N'hésitez pas à nous contacter si vous souhaitez une invitation pour le vernissage du mercredi 9 septembre.

L'accrochage de la foire est ouverte au public jusqu'au 4 octobre - mercredi au dimanche 11h 18h.

Docks Art Fair 2015 – GL EVENT Pavillon 8, 59 quai Rambaud 69002 Lyon

http://docksartfair.com/2015/fr/

 

Paysages contre Guano

       Alexandre, douze ans, mon petit voisin, affirme avec douceur : Excuse- moi de te dire ça Guillaume mais ton tableau ça me fait vraiment penser à du caca de pigeon !                                                             

Guano ! Un beau titre que voilà à la sonorité exotique et guerrière…, un titre qui conviendrait bien à mes derniers travaux. « Guano », pour évoquer ces curieux amalgames de fientes nacrées dont le temps est principal maitre d’œuvre, « Guano », pour signifier que la peinture bien souvent est affaire d’édifiantes et patientes sécrétions. Mais « Guano » était le titre d’une belle série de Judith Reigl dans les années soixante !  Qu’à cela ne tienne, je me console en me disant que « Guano »,  bien qu’en dépit de la nature intrinsèquement informelle du mot,  aurait éclairé mon travail de façon unidirectionnelle lui conférant presque une dimension restrictivement  narrative qui ne me convient pas.
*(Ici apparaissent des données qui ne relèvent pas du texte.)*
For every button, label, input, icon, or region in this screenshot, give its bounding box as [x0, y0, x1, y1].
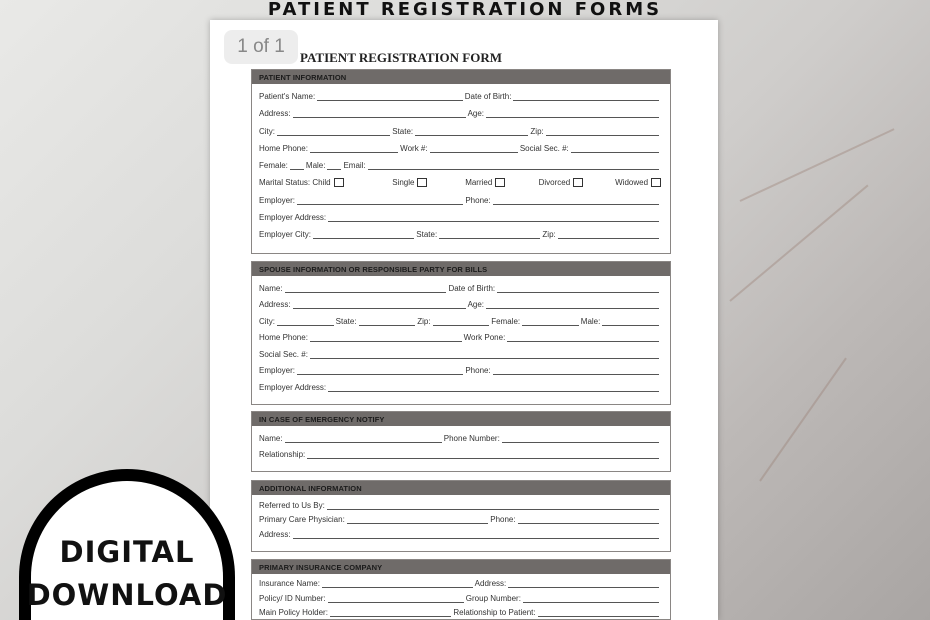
field-input-line[interactable] — [546, 128, 659, 136]
marble-vein — [729, 185, 868, 302]
field-label: Female: — [491, 316, 521, 326]
field-input-line[interactable] — [310, 145, 398, 153]
field-input-line[interactable] — [493, 197, 659, 205]
checkbox-label: Widowed — [615, 178, 649, 188]
field-input-line[interactable] — [290, 162, 304, 170]
form-row — [252, 510, 670, 525]
form-row — [252, 136, 670, 153]
form-row — [252, 443, 670, 460]
field-input-line[interactable] — [486, 110, 659, 118]
form-row — [252, 588, 670, 602]
form-row — [252, 495, 670, 510]
field-label: Employer: — [259, 195, 296, 205]
field-input-line[interactable] — [415, 128, 528, 136]
checkbox-label: Divorced — [538, 178, 571, 188]
marital-option[interactable] — [505, 178, 583, 187]
field-input-line[interactable] — [359, 318, 416, 326]
field-label: Relationship: — [259, 450, 306, 459]
field-label: Employer: — [259, 366, 296, 376]
field-label: Insurance Name: — [259, 579, 320, 589]
field-label: State: — [416, 229, 438, 239]
field-input-line[interactable] — [433, 318, 490, 326]
section-heading: IN CASE OF EMERGENCY NOTIFY — [252, 412, 670, 426]
field-input-line[interactable] — [297, 197, 463, 205]
field-input-line[interactable] — [313, 231, 414, 239]
field-label: Male: — [305, 161, 326, 171]
field-label: Email: — [343, 161, 366, 171]
field-input-line[interactable] — [327, 162, 341, 170]
form-row — [252, 603, 670, 617]
form-title: PATIENT REGISTRATION FORM — [300, 50, 503, 65]
field-input-line[interactable] — [558, 231, 659, 239]
field-label: Work Pone: — [463, 333, 506, 343]
field-label: Phone: — [465, 366, 491, 376]
field-label: Zip: — [530, 126, 544, 136]
field-label: Phone: — [465, 195, 491, 205]
section-heading: SPOUSE INFORMATION OR RESPONSIBLE PARTY FOR BILLS — [252, 262, 670, 276]
field-label: Male: — [580, 316, 601, 326]
form-row — [252, 276, 670, 293]
field-input-line[interactable] — [538, 609, 659, 617]
field-label: Address: — [259, 300, 291, 310]
field-input-line[interactable] — [513, 93, 659, 101]
form-row — [252, 84, 670, 101]
field-label: State: — [392, 126, 414, 136]
field-input-line[interactable] — [507, 334, 659, 342]
field-label: Name: — [259, 283, 283, 293]
marital-option[interactable] — [259, 178, 344, 187]
field-input-line[interactable] — [277, 318, 334, 326]
checkbox[interactable] — [334, 178, 344, 187]
field-input-line[interactable] — [347, 516, 488, 524]
field-input-line[interactable] — [310, 351, 659, 359]
section-heading: PATIENT INFORMATION — [252, 70, 670, 84]
field-label: Employer City: — [259, 229, 312, 239]
field-input-line[interactable] — [518, 516, 659, 524]
field-input-line[interactable] — [328, 214, 659, 222]
field-input-line[interactable] — [328, 595, 464, 603]
form-row — [252, 309, 670, 326]
field-label: Policy/ ID Number: — [259, 593, 326, 603]
field-label: Address: — [259, 529, 291, 539]
field-label: Zip: — [542, 229, 556, 239]
field-label: Patient's Name: — [259, 92, 316, 102]
field-label: Name: — [259, 433, 283, 443]
form-row — [252, 205, 670, 222]
field-input-line[interactable] — [285, 435, 442, 443]
marble-vein — [740, 128, 895, 202]
field-label: Phone: — [490, 515, 516, 525]
field-input-line[interactable] — [493, 367, 659, 375]
form-row — [252, 359, 670, 376]
field-label: Main Policy Holder: — [259, 607, 328, 617]
field-label: Employer Address: — [259, 212, 327, 222]
field-input-line[interactable] — [310, 334, 462, 342]
form-row — [252, 524, 670, 539]
checkbox[interactable] — [417, 178, 427, 187]
field-label: Address: — [474, 579, 507, 589]
form-row — [252, 293, 670, 310]
field-label: City: — [259, 316, 275, 326]
field-label: Female: — [259, 161, 288, 171]
checkbox-label: Single — [392, 178, 415, 188]
field-label: Social Sec. #: — [519, 143, 569, 153]
field-input-line[interactable] — [508, 580, 659, 588]
field-input-line[interactable] — [317, 93, 463, 101]
field-input-line[interactable] — [497, 285, 659, 293]
field-input-line[interactable] — [368, 162, 659, 170]
form-section — [251, 69, 671, 254]
form-row — [252, 574, 670, 588]
field-label: Social Sec. #: — [259, 349, 308, 359]
field-label: Age: — [467, 300, 485, 310]
field-label: Relationship to Patient: — [453, 607, 536, 617]
field-input-line[interactable] — [522, 318, 579, 326]
field-input-line[interactable] — [322, 580, 473, 588]
field-label: Address: — [259, 109, 291, 119]
field-input-line[interactable] — [293, 531, 659, 539]
badge-line1: DIGITAL — [59, 535, 195, 569]
field-input-line[interactable] — [277, 128, 390, 136]
checkbox-label: Married — [465, 178, 493, 188]
form-row — [252, 375, 670, 392]
field-label: Date of Birth: — [448, 283, 496, 293]
field-label: Employer Address: — [259, 382, 327, 392]
form-row — [252, 187, 670, 204]
form-row — [252, 342, 670, 359]
field-input-line[interactable] — [328, 384, 659, 392]
marital-option[interactable] — [350, 178, 428, 187]
badge-line2: DOWNLOAD — [26, 578, 228, 612]
form-section — [251, 411, 671, 472]
field-label: Group Number: — [465, 593, 521, 603]
section-heading: ADDITIONAL INFORMATION — [252, 481, 670, 495]
field-input-line[interactable] — [486, 301, 659, 309]
field-input-line[interactable] — [327, 502, 659, 510]
form-row — [252, 101, 670, 118]
field-input-line[interactable] — [602, 318, 659, 326]
form-row — [252, 170, 670, 187]
form-section — [251, 559, 671, 620]
marital-option[interactable] — [427, 178, 505, 187]
field-input-line[interactable] — [502, 435, 659, 443]
section-heading: PRIMARY INSURANCE COMPANY — [252, 560, 670, 574]
field-input-line[interactable] — [307, 451, 659, 459]
field-label: Home Phone: — [259, 333, 308, 343]
form-section — [251, 480, 671, 552]
field-label: City: — [259, 126, 275, 136]
form-row — [252, 222, 670, 239]
field-label: State: — [335, 316, 357, 326]
field-label: Zip: — [417, 316, 431, 326]
field-input-line[interactable] — [571, 145, 659, 153]
field-input-line[interactable] — [285, 285, 447, 293]
field-label: Age: — [467, 109, 485, 119]
checkbox-label: Marital Status: Child — [259, 178, 331, 188]
field-input-line[interactable] — [297, 367, 463, 375]
field-label: Home Phone: — [259, 143, 308, 153]
banner-title: PATIENT REGISTRATION FORMS — [267, 0, 663, 20]
field-input-line[interactable] — [330, 609, 451, 617]
form-row — [252, 118, 670, 135]
page-counter: 1 of 1 — [224, 30, 298, 64]
marital-option[interactable] — [583, 178, 661, 187]
field-label: Primary Care Physician: — [259, 515, 345, 525]
form-section — [251, 261, 671, 405]
checkbox[interactable] — [573, 178, 583, 187]
field-label: Date of Birth: — [464, 92, 512, 102]
field-label: Work #: — [400, 143, 428, 153]
field-input-line[interactable] — [439, 231, 540, 239]
field-label: Phone Number: — [443, 433, 500, 443]
field-input-line[interactable] — [293, 301, 466, 309]
checkbox[interactable] — [495, 178, 505, 187]
form-row — [252, 326, 670, 343]
marble-vein — [759, 358, 847, 482]
checkbox[interactable] — [651, 178, 661, 187]
field-input-line[interactable] — [293, 110, 466, 118]
form-row — [252, 426, 670, 443]
field-label: Referred to Us By: — [259, 500, 325, 510]
form-row — [252, 153, 670, 170]
field-input-line[interactable] — [430, 145, 518, 153]
field-input-line[interactable] — [523, 595, 659, 603]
Puisque que ce travail c’est aussi :          

La paroi de la grotte, le rocher basculé où ça grouille drôlement, la mer qui se retire et se livre, la charogne que nous vîmes, mon âme, les concrétions calcites des vieux murs, les remous du fleuve descendu, les madrépores des jardins coralliens, la cartographie aérienne d’un désert de pierre, les connexions neuronales, des bactéries au kilo, l’espace intersidéral, l’éviscération d’un poulpe… Tant et tant de choses encore qui dansent la ronde effrénée de mes rêveries en boucle. Tant de choses significatives de la vie à l’œuvre et de la mort en action. Pour toutes ces choses c’est très placidement que j’appellerai mes dernières peintures Paysages. C’est sobre, c’est juste, c’est classique. Francis Tuzet, un ami, me dit un jour avec un petit sourire : Tu es le chaînon manquant entre le ver de terre et l’ordinateur, un temps interloqué, je pris vite cela pour un beau compliment.